Yazıyı öğlenden sonra gönderdiğimizde bu sefer de vay sen misin yazıyı geç gönderen?

Her gün, her gün azarlıyor bizi.

Öyle ki yazı yazdığımıza bizi pişman ediyor.

Sonsöz Gazetesinde yıllarca nasıl hala devam ettiğimize şaşıyorum.

Çünkü çalışma koşulları dayanılacak gibi değil.

Hep “sabredelim” diyoruz.

Ancak sabrımız bile yoruldu.

Patrona şikâyet ediyoruz.

Patron da bizim gibi mağdur. O da Hatice Türkan’ı kime şikâyet edeceğini bilmiyor.

Sonra kafa kafaya verip derdimizi bildireceğimiz bir muhatap konusunda anlamıştık, üyesi olduğumuz en etkin meslek örgütü Gazeteciler Cemiyetine kendisin şikâyet edecektik.

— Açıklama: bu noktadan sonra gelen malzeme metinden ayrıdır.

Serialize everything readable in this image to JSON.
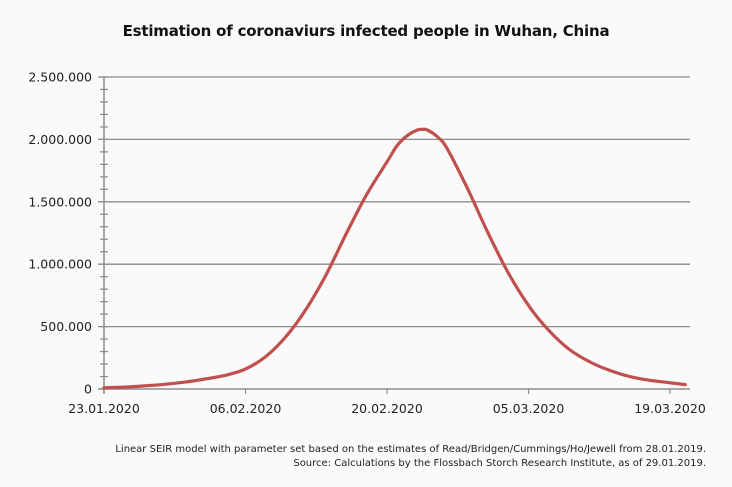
{
  "chart_data": {
    "type": "line",
    "title": "Estimation of coronaviurs infected people in Wuhan, China",
    "xlabel": "",
    "ylabel": "",
    "ylim": [
      0,
      2500000
    ],
    "yticks": [
      {
        "value": 0,
        "label": "0"
      },
      {
        "value": 500000,
        "label": "500.000"
      },
      {
        "value": 1000000,
        "label": "1.000.000"
      },
      {
        "value": 1500000,
        "label": "1.500.000"
      },
      {
        "value": 2000000,
        "label": "2.000.000"
      },
      {
        "value": 2500000,
        "label": "2.500.000"
      }
    ],
    "y_minor_step": 100000,
    "xlim_days": [
      0,
      58
    ],
    "xticks": [
      {
        "day": 0,
        "label": "23.01.2020"
      },
      {
        "day": 14,
        "label": "06.02.2020"
      },
      {
        "day": 28,
        "label": "20.02.2020"
      },
      {
        "day": 42,
        "label": "05.03.2020"
      },
      {
        "day": 56,
        "label": "19.03.2020"
      }
    ],
    "grid": "horizontal",
    "legend": "none",
    "series": [
      {
        "name": "Infected people",
        "color": "#c0504d",
        "x_days": [
          0,
          2,
          4,
          6,
          8,
          10,
          12,
          14,
          16,
          18,
          20,
          22,
          24,
          26,
          28,
          29,
          30,
          31,
          31.5,
          32,
          33,
          34,
          36,
          38,
          40,
          42,
          44,
          46,
          48,
          50,
          52,
          54,
          56,
          57.5
        ],
        "values": [
          10000,
          15000,
          25000,
          38000,
          55000,
          80000,
          110000,
          160000,
          260000,
          420000,
          640000,
          920000,
          1250000,
          1560000,
          1820000,
          1950000,
          2030000,
          2075000,
          2080000,
          2075000,
          2020000,
          1920000,
          1600000,
          1250000,
          930000,
          670000,
          470000,
          320000,
          220000,
          150000,
          100000,
          70000,
          50000,
          35000
        ]
      }
    ],
    "footnotes": [
      "Linear SEIR model with parameter set based on the estimates of Read/Bridgen/Cummings/Ho/Jewell from 28.01.2019.",
      "Source: Calculations by the Flossbach Storch Research Institute, as of 29.01.2019."
    ]
  }
}
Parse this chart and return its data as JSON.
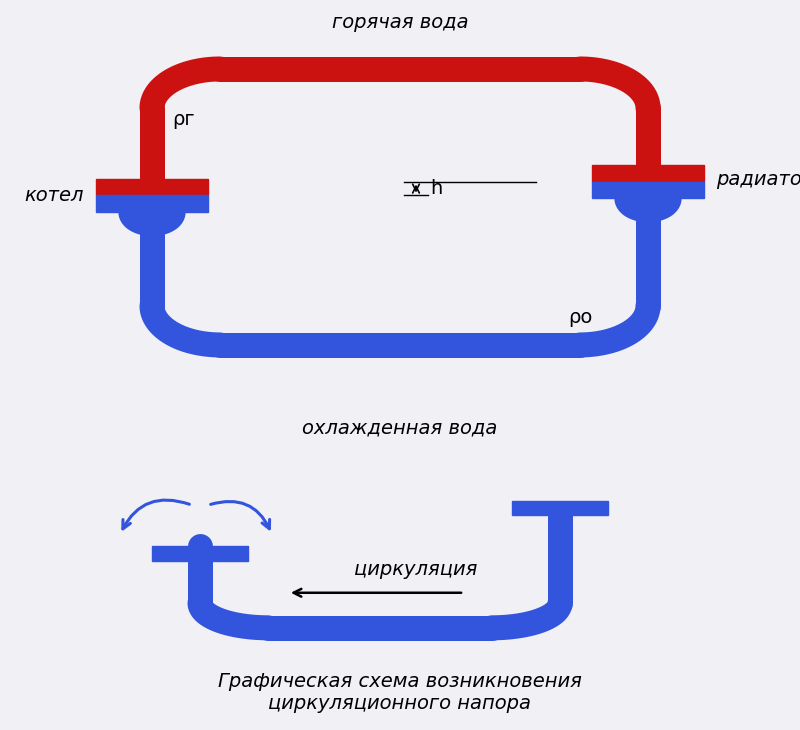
{
  "bg_color": "#f0f0f5",
  "red_color": "#cc1111",
  "blue_color": "#3355dd",
  "blue_dark": "#2244bb",
  "line_width": 18,
  "title_top": "горячая вода",
  "title_bottom_top": "охлажденная вода",
  "label_kotel": "котел",
  "label_radiatory": "радиаторы",
  "label_rho_g": "ρг",
  "label_rho_o": "ρо",
  "label_h": "h",
  "label_tsirk": "циркуляция",
  "caption": "Графическая схема возникновения\nциркуляционного напора"
}
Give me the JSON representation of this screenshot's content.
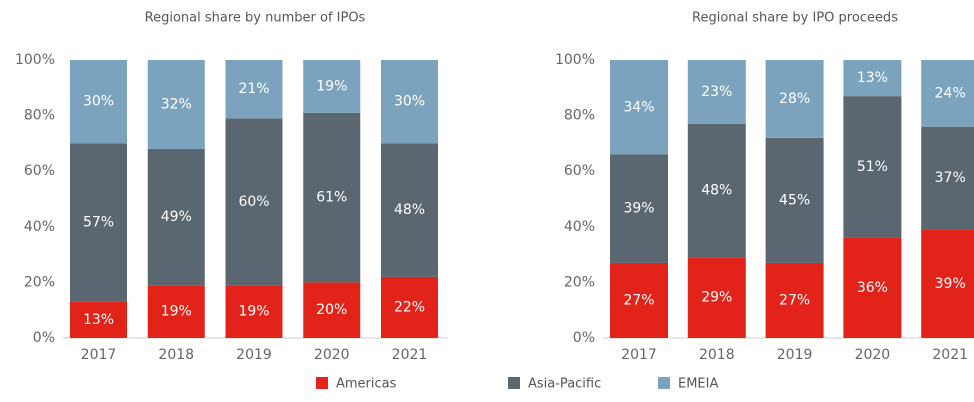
{
  "chart_data": [
    {
      "type": "bar",
      "stacked": true,
      "title": "Regional share by number of IPOs",
      "categories": [
        "2017",
        "2018",
        "2019",
        "2020",
        "2021"
      ],
      "series": [
        {
          "name": "Americas",
          "color": "#e2231a",
          "values": [
            13,
            19,
            19,
            20,
            22
          ],
          "value_labels": [
            "13%",
            "19%",
            "19%",
            "20%",
            "22%"
          ]
        },
        {
          "name": "Asia-Pacific",
          "color": "#5a6670",
          "values": [
            57,
            49,
            60,
            61,
            48
          ],
          "value_labels": [
            "57%",
            "49%",
            "60%",
            "61%",
            "48%"
          ]
        },
        {
          "name": "EMEIA",
          "color": "#7ba3bd",
          "values": [
            30,
            32,
            21,
            19,
            30
          ],
          "value_labels": [
            "30%",
            "32%",
            "21%",
            "19%",
            "30%"
          ]
        }
      ],
      "ylim": [
        0,
        100
      ],
      "yticks": [
        {
          "value": 0,
          "label": "0%"
        },
        {
          "value": 20,
          "label": "20%"
        },
        {
          "value": 40,
          "label": "40%"
        },
        {
          "value": 60,
          "label": "60%"
        },
        {
          "value": 80,
          "label": "80%"
        },
        {
          "value": 100,
          "label": "100%"
        }
      ]
    },
    {
      "type": "bar",
      "stacked": true,
      "title": "Regional share by IPO proceeds",
      "categories": [
        "2017",
        "2018",
        "2019",
        "2020",
        "2021"
      ],
      "series": [
        {
          "name": "Americas",
          "color": "#e2231a",
          "values": [
            27,
            29,
            27,
            36,
            39
          ],
          "value_labels": [
            "27%",
            "29%",
            "27%",
            "36%",
            "39%"
          ]
        },
        {
          "name": "Asia-Pacific",
          "color": "#5a6670",
          "values": [
            39,
            48,
            45,
            51,
            37
          ],
          "value_labels": [
            "39%",
            "48%",
            "45%",
            "51%",
            "37%"
          ]
        },
        {
          "name": "EMEIA",
          "color": "#7ba3bd",
          "values": [
            34,
            23,
            28,
            13,
            24
          ],
          "value_labels": [
            "34%",
            "23%",
            "28%",
            "13%",
            "24%"
          ]
        }
      ],
      "ylim": [
        0,
        100
      ],
      "yticks": [
        {
          "value": 0,
          "label": "0%"
        },
        {
          "value": 20,
          "label": "20%"
        },
        {
          "value": 40,
          "label": "40%"
        },
        {
          "value": 60,
          "label": "60%"
        },
        {
          "value": 80,
          "label": "80%"
        },
        {
          "value": 100,
          "label": "100%"
        }
      ]
    }
  ]
}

Kaderin cilvesi buna derler.

Güneydoğu Gazeteciler Cemiyeti (GGC), kendisini başarılarından dolayı ödüle layık görmez mi?

Başka bir gazetede arkadaşlarından biri ödül alsa herkes sevinir, arkadaşını tebrik eder.

Bizde ise Hatice Türkan’ın ödül haberini duyunca hepimiz şoka girdik adeta.

Çünkü böylesi saygın bir cemiyetin ödülünü almak öyle kolay değildi.  

Yüzlerce kişi arasından ödüle layık görülmek, onur verici bir durumdur.

Bizim çok kızdığımız ama bir türlü baş edemediğimiz Genel Yayın Yönetmenimiz böylesi bir başarıyı elde etmişti.

İşin doğal akışında biz de gururlandık.

İnanıyoruz ki Hatice Türkan, röportaj dalında ödülü çoktan hak eden bir meslektaşımızdı ancak korku ve kaygılarımız ödül haberi ile birlikte daha da arttı.

Hatice Türkan, alacağı ödülü, çalışma masasının arkasındaki dolapta bulunan tacının (ki taç onun için dünya güzellik yarışması birincisi tacından daha kıymetlidir)  yanına bıraktıktan sonra gazete emekçileri olarak vay halimize ki ne vay.

Bizi ondan sonra kim koruyacak, kim sahiplenecek, endişe içerisindeyiz.

Bu yüzden Güneydoğu Gazeteciler Cemiyeti ve bu sene 32.’si düzenlenen başarılı gazeteciler ödül yarışmasının jürisine burada seslenmek istiyoruz;

Ve bu yazının altına bütün gazete emekçileri olarak, patron dahil imza atıyoruz.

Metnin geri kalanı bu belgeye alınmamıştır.